As illustrated in FIG. 6, the control panel 54 can support several optional components such as a key locked power switch 98 to prevent unauthorized use. If the key locked power switch 98 were to support a third position in addition to an on and an off position, the third position could be used to provide a stepped down power mode for the device. Reducing the maximum speed of the motor 60 can offer greater control and safety to younger swimmers. An on/off switch 96 can be used to quickly disconnect power to the device.
As shown in FIG. 7 as an alternative configuration, a light 90 can be mounted on the surface of housing top panel 12. A light power receptacle 92 can be provided as a convenient power source for the light 90. In this example, a light power switch 94 mounted on the control panel 54 would complete a circuit from the light 90 to the battery 58.
The water surface propulsion device can tow a swimmer across a water surface with the ease of gripping and twisting two handles. A full range of maneuverability is available from one simple and convenient housing. The device is easy to use, versatile and suited for many tasks.

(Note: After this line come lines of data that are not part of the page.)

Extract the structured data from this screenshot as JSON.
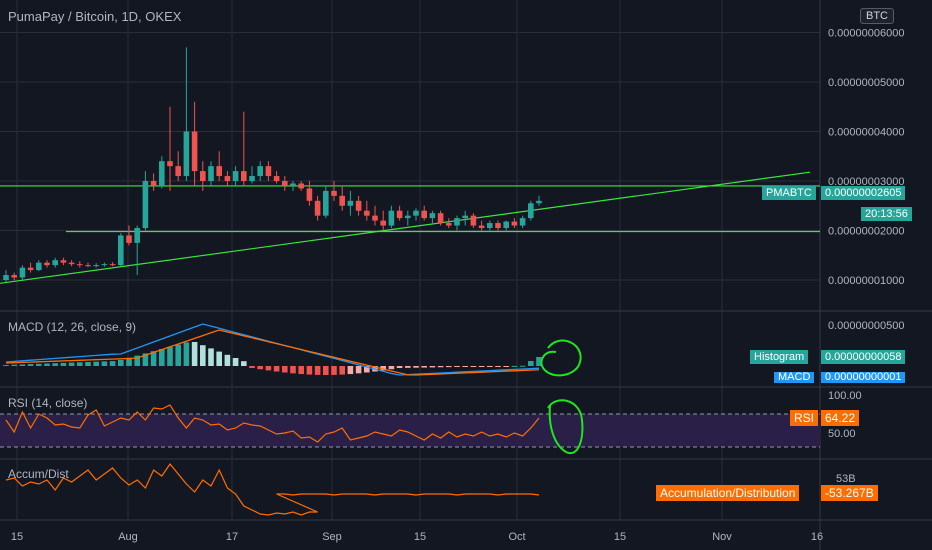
{
  "header": {
    "symbol_title": "PumaPay / Bitcoin, 1D, OKEX",
    "currency_badge": "BTC"
  },
  "colors": {
    "background": "#131722",
    "grid": "#2a2e39",
    "up": "#26a69a",
    "down": "#ef5350",
    "level_lines": "#3ae63a",
    "macd_line": "#2196f3",
    "signal_line": "#ff6d00",
    "rsi_line": "#ff6d00",
    "rsi_band": "#2a1f47",
    "ad_line": "#ff6d00",
    "annotation": "#1ee61e"
  },
  "price_labels": {
    "symbol_tag": "PMABTC",
    "last_price": "0.00000002605",
    "countdown": "20:13:56"
  },
  "macd": {
    "title": "MACD (12, 26, close, 9)",
    "hist_tag": "Histogram",
    "hist_value": "0.00000000058",
    "macd_tag": "MACD",
    "macd_value": "0.00000000001",
    "axis_label": "0.00000000500"
  },
  "rsi": {
    "title": "RSI (14, close)",
    "tag": "RSI",
    "value": "64.22",
    "axis_top": "100.00",
    "axis_mid": "50.00"
  },
  "ad": {
    "title": "Accum/Dist",
    "tag": "Accumulation/Distribution",
    "value": "-53.267B",
    "axis_label": "53B"
  },
  "chart_data": {
    "type": "candlestick",
    "title": "PumaPay / Bitcoin, 1D, OKEX",
    "x_axis_ticks": [
      "15",
      "Aug",
      "17",
      "Sep",
      "15",
      "Oct",
      "15",
      "Nov",
      "16"
    ],
    "y_axis_ticks": [
      "0.00000001000",
      "0.00000002000",
      "0.00000003000",
      "0.00000004000",
      "0.00000005000",
      "0.00000006000"
    ],
    "y_unit": "satoshi",
    "ylim": [
      7,
      60
    ],
    "horizontal_levels": [
      29.0,
      19.8
    ],
    "trendline": {
      "from": [
        0,
        9.5
      ],
      "to": [
        66,
        24.5
      ]
    },
    "candles_ohlc": [
      [
        10,
        12,
        9.5,
        11
      ],
      [
        11,
        11.5,
        10,
        10.5
      ],
      [
        10.5,
        13,
        10,
        12.5
      ],
      [
        12.5,
        13.5,
        11.5,
        12
      ],
      [
        12,
        14,
        11.8,
        13.5
      ],
      [
        13.5,
        14,
        12.5,
        13
      ],
      [
        13,
        14.5,
        12.5,
        14
      ],
      [
        14,
        14.5,
        13,
        13.5
      ],
      [
        13.5,
        14,
        12.8,
        13.2
      ],
      [
        13.2,
        13.8,
        12.5,
        13
      ],
      [
        13,
        13.5,
        12.6,
        12.8
      ],
      [
        12.8,
        13.4,
        12.5,
        13
      ],
      [
        13,
        13.5,
        12.7,
        13.2
      ],
      [
        13.2,
        13.6,
        12.8,
        13
      ],
      [
        13,
        19.5,
        12.8,
        19
      ],
      [
        19,
        21,
        17,
        17.5
      ],
      [
        17.5,
        21,
        11,
        20.5
      ],
      [
        20.5,
        32,
        20,
        30
      ],
      [
        30,
        31.5,
        28,
        29
      ],
      [
        29,
        35,
        28.5,
        34
      ],
      [
        34,
        45,
        28,
        33
      ],
      [
        33,
        36,
        30,
        31
      ],
      [
        31,
        57,
        30,
        40
      ],
      [
        40,
        46,
        29,
        32
      ],
      [
        32,
        34,
        28,
        30
      ],
      [
        30,
        34,
        29,
        33
      ],
      [
        33,
        36,
        30,
        31
      ],
      [
        31,
        32,
        29,
        30
      ],
      [
        30,
        33,
        29,
        32
      ],
      [
        32,
        44,
        29,
        30
      ],
      [
        30,
        33,
        29.5,
        31
      ],
      [
        31,
        34,
        30,
        33
      ],
      [
        33,
        34,
        30,
        31
      ],
      [
        31,
        32,
        29.5,
        30
      ],
      [
        30,
        31,
        28,
        29
      ],
      [
        29,
        30,
        28,
        29.5
      ],
      [
        29.5,
        30,
        28,
        28.5
      ],
      [
        28.5,
        30,
        25,
        26
      ],
      [
        26,
        27,
        22,
        23
      ],
      [
        23,
        29,
        22.5,
        28
      ],
      [
        28,
        30,
        26,
        27
      ],
      [
        27,
        29,
        24,
        25
      ],
      [
        25,
        28,
        23,
        26
      ],
      [
        26,
        27,
        23,
        24
      ],
      [
        24,
        26,
        22,
        23
      ],
      [
        23,
        25,
        21,
        22
      ],
      [
        22,
        24,
        20,
        21
      ],
      [
        21,
        25,
        20.5,
        24
      ],
      [
        24,
        25,
        22,
        22.5
      ],
      [
        22.5,
        24,
        21,
        23
      ],
      [
        23,
        24.5,
        22,
        24
      ],
      [
        24,
        25,
        22,
        22.5
      ],
      [
        22.5,
        24,
        21.5,
        23.5
      ],
      [
        23.5,
        24,
        21,
        21.5
      ],
      [
        21.5,
        22.5,
        20.5,
        21
      ],
      [
        21,
        23,
        20,
        22.5
      ],
      [
        22.5,
        24,
        21,
        23
      ],
      [
        23,
        23.5,
        20.5,
        21
      ],
      [
        21,
        22,
        20,
        20.5
      ],
      [
        20.5,
        22,
        20,
        21.5
      ],
      [
        21.5,
        22,
        20,
        20.5
      ],
      [
        20.5,
        22,
        20,
        21.8
      ],
      [
        21.8,
        22.5,
        20.5,
        21
      ],
      [
        21,
        23,
        20.5,
        22.5
      ],
      [
        22.5,
        26,
        22,
        25.5
      ],
      [
        25.5,
        27,
        25,
        26
      ]
    ]
  }
}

Anyone skilled in the art can make various modification without departing from the spirit of this invention. The description above contains many specificities which should not be construed as limiting the scope of the invention. These specificities have been provided to illustrate only some of the presently preferred embodiments of this invention. For example, the device can be constructed of numerous materials having varied size, shape and color. The inner chamber and tubes can have an alternate configuration. Ramifications can also include other mechanism for controlling speed or direction. Assorted attachments can enhance functionality, such as a mounted hook to secure a tow line and an additional compartment to store safety equipment or personal belongings.
The scope of this invention should be determined by the appended claims and their legal equivalents, rather than by the specific examples given.